There is a rare and curious print by Martin Schoen, in which the apparition of St. James at Clavijo is represented not in the Spanish but the German style. It is an animated composition of many figures. The saint appears on horseback in the midst, wearing his pilgrim’s dress, with the cockle-shell in his hat: the Infidels are trampled down, or fly before him.
78 The miracle of the Fowls (Lo Spagna)
On the road from Spoleto to Foligno, about four miles from Spoleto, there is a small chapel dedicated to St. James of Galizia. The frescoes representing the miracles of the saint were painted by Lo Spagna (A.D. 1526), the friend and fellow pupil of Raphael. In the vault of the apsis is the Coronation of the Virgin; she kneels, attired in white drapery flowered with gold, and the whole group, though inferior in power, appeared to me in delicacy and taste far superior to the fresco of Fra Filippo Lippi at Spoleto, from which Passavant thinks it is borrowed.[213] Immediately under the Coronation, in the centre, is a figure of St. James as patron saint, standing with his pilgrim’s staff in one hand, and the Gospel in the other; his dress is a yellow tunic with a blue mantle thrown over it. In the compartment on the left, the youth is seen suspended on the gibbet, while St. James with his hands under his feet sustains him; the father and mother look up at him with astonishment. In the compartment to the right, we see the judge seated at dinner, attended by his servants, one of whom is bringing in a dish: the two pilgrims appear to have just told their story, and the cock and hen have risen up in the dish (78). These frescoes are painted with great elegance and animation, and the story is told with much naïveté. I found the same legend painted on one of the lower windows of the church of St. Ouen, and on a window of the right-hand aisle in St. Vincent’s at Rouen.

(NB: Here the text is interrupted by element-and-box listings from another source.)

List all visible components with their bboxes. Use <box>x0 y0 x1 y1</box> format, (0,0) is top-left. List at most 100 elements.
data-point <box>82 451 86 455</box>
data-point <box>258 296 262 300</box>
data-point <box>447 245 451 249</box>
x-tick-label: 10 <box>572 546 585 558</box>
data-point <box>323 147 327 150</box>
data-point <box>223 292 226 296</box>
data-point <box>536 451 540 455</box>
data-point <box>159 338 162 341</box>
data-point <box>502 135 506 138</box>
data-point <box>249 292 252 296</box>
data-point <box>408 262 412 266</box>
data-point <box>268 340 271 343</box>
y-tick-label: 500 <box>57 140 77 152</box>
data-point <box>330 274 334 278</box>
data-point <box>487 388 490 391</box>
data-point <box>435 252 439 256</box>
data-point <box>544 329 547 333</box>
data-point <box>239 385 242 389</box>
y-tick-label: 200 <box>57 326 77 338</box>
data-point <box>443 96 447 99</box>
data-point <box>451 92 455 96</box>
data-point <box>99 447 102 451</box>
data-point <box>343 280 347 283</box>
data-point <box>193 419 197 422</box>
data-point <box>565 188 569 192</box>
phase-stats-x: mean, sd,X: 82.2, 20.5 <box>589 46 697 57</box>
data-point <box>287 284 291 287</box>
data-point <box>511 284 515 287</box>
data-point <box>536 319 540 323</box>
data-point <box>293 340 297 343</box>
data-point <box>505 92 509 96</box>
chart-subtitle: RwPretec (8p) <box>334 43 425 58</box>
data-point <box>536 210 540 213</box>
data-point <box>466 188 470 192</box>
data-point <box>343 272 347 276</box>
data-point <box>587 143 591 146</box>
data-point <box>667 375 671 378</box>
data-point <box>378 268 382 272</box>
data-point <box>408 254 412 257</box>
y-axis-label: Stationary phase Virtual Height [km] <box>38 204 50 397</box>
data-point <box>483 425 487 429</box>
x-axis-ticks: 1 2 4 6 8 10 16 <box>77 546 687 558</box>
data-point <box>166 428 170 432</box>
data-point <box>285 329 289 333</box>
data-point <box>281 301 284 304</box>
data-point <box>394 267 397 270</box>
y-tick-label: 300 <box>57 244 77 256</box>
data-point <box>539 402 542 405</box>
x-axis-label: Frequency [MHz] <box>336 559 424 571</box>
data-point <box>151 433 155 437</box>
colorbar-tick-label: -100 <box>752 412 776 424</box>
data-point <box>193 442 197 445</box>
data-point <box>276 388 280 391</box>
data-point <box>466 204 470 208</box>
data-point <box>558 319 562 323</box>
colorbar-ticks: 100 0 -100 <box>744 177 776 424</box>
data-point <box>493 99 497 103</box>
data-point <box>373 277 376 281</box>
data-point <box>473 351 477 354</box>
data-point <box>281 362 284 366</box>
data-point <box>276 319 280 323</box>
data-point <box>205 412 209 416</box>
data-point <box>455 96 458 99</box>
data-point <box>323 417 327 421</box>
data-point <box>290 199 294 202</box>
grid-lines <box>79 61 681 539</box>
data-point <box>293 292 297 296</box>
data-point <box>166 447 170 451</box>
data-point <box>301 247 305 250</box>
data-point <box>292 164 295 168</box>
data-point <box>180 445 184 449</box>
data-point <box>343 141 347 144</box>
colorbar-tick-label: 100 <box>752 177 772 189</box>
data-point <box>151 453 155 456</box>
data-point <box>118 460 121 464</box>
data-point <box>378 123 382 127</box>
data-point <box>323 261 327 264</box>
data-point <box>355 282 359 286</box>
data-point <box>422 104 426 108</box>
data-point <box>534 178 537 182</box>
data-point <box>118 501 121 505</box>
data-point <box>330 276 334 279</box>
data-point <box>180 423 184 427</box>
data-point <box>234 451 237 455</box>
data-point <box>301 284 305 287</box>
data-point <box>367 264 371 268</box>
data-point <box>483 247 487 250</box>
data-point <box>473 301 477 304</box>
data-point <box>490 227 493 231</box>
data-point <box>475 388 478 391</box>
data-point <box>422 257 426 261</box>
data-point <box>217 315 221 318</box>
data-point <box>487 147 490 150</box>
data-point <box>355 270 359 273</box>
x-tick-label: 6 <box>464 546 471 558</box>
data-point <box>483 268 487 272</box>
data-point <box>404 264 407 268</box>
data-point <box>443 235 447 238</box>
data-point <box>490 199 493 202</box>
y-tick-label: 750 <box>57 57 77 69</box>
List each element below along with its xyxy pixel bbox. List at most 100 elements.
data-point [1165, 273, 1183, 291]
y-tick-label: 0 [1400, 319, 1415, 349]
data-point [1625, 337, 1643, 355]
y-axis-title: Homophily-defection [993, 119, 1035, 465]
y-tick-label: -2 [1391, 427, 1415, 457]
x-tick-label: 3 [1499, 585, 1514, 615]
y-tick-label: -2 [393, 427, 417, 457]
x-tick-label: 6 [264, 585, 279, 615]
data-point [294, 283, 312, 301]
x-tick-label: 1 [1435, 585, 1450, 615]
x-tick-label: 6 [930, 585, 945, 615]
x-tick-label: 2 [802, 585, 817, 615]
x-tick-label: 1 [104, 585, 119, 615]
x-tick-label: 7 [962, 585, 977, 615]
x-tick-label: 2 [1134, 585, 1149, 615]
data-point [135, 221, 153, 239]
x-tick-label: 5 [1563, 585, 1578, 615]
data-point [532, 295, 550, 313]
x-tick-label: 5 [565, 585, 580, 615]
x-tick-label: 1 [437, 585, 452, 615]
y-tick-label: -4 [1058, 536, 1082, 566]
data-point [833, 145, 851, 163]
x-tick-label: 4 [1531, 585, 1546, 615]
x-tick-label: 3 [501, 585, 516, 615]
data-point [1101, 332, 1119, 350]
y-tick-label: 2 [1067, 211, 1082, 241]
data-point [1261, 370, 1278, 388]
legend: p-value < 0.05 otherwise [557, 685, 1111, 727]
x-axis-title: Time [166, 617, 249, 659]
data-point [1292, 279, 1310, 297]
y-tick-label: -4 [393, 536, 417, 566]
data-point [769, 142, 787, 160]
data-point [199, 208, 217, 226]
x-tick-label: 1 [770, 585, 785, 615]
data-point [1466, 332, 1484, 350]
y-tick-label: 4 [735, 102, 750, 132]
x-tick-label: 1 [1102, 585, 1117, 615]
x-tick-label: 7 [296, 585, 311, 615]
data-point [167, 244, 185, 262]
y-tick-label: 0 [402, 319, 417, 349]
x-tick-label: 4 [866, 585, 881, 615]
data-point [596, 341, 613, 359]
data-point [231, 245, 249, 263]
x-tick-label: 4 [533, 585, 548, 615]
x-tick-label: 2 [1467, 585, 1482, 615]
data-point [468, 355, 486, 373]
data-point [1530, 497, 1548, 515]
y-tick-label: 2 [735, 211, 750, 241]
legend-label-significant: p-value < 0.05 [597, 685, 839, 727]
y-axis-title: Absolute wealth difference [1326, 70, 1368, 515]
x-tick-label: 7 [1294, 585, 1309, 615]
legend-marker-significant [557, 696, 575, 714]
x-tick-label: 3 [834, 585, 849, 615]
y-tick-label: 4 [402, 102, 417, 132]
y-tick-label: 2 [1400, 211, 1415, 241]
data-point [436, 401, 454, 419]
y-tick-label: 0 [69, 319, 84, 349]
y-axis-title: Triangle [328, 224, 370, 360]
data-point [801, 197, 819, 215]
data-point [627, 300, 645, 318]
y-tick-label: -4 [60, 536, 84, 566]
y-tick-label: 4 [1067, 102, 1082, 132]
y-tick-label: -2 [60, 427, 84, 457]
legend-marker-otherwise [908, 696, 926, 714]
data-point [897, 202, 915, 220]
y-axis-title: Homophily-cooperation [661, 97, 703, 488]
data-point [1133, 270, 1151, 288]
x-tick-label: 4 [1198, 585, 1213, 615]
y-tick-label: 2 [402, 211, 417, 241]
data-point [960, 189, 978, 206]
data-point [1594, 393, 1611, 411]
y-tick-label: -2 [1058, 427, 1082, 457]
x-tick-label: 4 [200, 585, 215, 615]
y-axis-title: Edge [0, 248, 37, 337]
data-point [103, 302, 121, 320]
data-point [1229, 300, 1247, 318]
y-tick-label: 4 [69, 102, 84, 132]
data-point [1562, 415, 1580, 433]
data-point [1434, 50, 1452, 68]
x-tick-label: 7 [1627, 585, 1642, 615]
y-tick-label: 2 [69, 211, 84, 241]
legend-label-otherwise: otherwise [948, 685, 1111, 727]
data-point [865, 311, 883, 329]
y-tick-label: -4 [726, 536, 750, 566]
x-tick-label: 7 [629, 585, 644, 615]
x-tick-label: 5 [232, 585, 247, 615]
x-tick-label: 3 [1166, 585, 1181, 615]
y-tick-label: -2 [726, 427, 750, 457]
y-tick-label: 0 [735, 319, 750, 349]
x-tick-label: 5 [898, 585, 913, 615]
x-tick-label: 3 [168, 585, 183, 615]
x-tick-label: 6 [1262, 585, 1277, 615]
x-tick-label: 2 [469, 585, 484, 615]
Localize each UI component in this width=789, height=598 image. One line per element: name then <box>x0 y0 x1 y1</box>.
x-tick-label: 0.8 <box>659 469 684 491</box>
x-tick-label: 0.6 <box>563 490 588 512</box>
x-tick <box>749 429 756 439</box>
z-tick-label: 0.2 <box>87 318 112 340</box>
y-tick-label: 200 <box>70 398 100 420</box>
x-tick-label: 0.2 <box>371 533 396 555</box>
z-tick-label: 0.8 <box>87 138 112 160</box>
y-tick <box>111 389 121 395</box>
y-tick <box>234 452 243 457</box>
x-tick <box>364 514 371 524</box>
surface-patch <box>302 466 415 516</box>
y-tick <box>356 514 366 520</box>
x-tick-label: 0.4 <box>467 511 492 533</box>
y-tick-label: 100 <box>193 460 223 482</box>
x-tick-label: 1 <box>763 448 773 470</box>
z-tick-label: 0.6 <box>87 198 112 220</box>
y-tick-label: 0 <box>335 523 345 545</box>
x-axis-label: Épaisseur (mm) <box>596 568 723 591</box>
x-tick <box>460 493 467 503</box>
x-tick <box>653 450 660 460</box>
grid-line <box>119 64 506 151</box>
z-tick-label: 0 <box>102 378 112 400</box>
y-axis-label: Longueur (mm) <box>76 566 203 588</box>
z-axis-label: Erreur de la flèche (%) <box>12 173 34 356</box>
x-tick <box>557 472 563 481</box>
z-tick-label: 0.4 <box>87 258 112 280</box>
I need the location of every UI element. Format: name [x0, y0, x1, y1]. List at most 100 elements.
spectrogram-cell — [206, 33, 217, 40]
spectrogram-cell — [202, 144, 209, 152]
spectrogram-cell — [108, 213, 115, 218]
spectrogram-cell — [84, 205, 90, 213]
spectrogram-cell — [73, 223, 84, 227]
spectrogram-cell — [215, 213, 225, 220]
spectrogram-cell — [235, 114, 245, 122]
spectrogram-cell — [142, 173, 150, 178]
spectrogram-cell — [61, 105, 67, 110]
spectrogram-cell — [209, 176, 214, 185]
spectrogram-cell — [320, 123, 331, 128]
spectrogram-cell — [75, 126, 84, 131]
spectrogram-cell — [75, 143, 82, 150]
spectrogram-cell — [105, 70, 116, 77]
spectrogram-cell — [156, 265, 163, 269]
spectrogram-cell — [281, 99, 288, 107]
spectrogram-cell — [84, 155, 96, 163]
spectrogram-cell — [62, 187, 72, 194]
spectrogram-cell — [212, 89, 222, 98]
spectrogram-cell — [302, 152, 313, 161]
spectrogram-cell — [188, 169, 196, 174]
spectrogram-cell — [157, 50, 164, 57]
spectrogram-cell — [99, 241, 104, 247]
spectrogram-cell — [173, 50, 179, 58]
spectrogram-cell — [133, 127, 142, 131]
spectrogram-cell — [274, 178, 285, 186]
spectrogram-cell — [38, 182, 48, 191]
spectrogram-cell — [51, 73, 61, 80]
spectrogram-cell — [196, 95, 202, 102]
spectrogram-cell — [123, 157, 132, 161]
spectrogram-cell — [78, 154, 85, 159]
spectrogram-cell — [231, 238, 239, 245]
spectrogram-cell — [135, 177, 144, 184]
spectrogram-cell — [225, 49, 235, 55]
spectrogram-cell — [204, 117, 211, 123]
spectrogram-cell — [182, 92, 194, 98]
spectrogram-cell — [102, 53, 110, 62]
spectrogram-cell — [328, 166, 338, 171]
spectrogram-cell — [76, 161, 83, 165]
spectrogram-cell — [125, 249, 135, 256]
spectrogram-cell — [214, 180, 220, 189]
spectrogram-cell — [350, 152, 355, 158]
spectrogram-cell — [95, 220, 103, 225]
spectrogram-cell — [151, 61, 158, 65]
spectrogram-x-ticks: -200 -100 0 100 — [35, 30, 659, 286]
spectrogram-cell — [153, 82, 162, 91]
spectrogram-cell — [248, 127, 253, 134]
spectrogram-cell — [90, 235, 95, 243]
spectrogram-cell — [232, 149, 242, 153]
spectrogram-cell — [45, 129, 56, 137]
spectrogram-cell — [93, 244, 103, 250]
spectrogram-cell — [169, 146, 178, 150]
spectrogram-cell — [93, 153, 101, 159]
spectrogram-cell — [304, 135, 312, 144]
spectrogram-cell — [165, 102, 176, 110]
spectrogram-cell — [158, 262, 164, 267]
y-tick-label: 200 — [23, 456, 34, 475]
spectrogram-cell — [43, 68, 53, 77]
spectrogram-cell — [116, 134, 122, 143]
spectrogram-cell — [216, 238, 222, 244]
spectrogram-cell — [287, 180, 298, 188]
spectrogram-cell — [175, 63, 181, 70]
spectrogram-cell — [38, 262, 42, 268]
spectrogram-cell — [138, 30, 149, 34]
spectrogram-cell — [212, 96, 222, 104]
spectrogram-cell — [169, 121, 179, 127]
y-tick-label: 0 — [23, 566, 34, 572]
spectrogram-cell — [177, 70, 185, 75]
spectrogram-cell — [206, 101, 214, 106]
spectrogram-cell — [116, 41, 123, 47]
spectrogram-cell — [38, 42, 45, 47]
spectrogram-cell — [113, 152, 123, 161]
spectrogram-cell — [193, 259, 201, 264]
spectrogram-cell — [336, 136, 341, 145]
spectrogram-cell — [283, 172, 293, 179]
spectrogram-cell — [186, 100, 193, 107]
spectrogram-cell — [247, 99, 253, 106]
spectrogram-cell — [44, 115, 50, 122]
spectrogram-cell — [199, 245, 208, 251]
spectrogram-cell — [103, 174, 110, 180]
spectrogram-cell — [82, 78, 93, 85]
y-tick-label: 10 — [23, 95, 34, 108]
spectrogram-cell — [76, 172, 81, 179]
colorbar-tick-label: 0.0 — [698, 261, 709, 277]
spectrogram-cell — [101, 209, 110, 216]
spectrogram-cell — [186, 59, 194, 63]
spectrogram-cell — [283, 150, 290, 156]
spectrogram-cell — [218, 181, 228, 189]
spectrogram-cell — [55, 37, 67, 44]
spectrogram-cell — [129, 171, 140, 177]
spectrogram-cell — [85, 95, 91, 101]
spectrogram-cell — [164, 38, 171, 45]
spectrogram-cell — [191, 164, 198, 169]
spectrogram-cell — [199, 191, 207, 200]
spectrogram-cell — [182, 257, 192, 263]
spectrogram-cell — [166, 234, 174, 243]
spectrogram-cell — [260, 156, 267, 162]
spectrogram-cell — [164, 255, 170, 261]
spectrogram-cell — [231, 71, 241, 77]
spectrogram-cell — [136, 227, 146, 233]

Of St. John, who is the fifth in the series, I have spoken at large under the head of the Evangelists.
St. Philip.
Ital. San Filippo Apostolo. Fr. Saint Philippe. Patron of Brabant and Luxembourg. May 1.
Of St. Philip there are few notices in the Gospel. He was born at Bethsaida, and he was one of the first of those whom our Lord summoned to follow him. After the ascension, he travelled into Scythia, and remained there preaching the Gospel for twenty years; he then preached at Hieropolis in Phrygia, where he found the people addicted to the worship of a monstrous serpent or dragon, or of the god Mars under that form. Taking compassion on their blindness, the apostle commanded the serpent, in the name of the cross he held in his hand, to disappear, and immediately the reptile glided out from beneath the altar, at the same time emitting such a hideous stench, that many people died, and among them the king’s son fell dead in the arms of his attendants: but the apostle, by Divine power, restored him to life. Then the priests of the dragon were incensed against him, and they took him, and crucified him, and being bound on the cross they stoned him; thus he yielded up his spirit to God, praying, like his Divine Master, for his enemies and tormentors.
According to the Scripture, St. Philip had four daughters, who were prophetesses, and made many converts to the faith of Christ (Acts, xxi. 9). In the Greek calendar, St. Mariamne, his sister, and St. Hermione, his daughter, are commemorated as martyrs.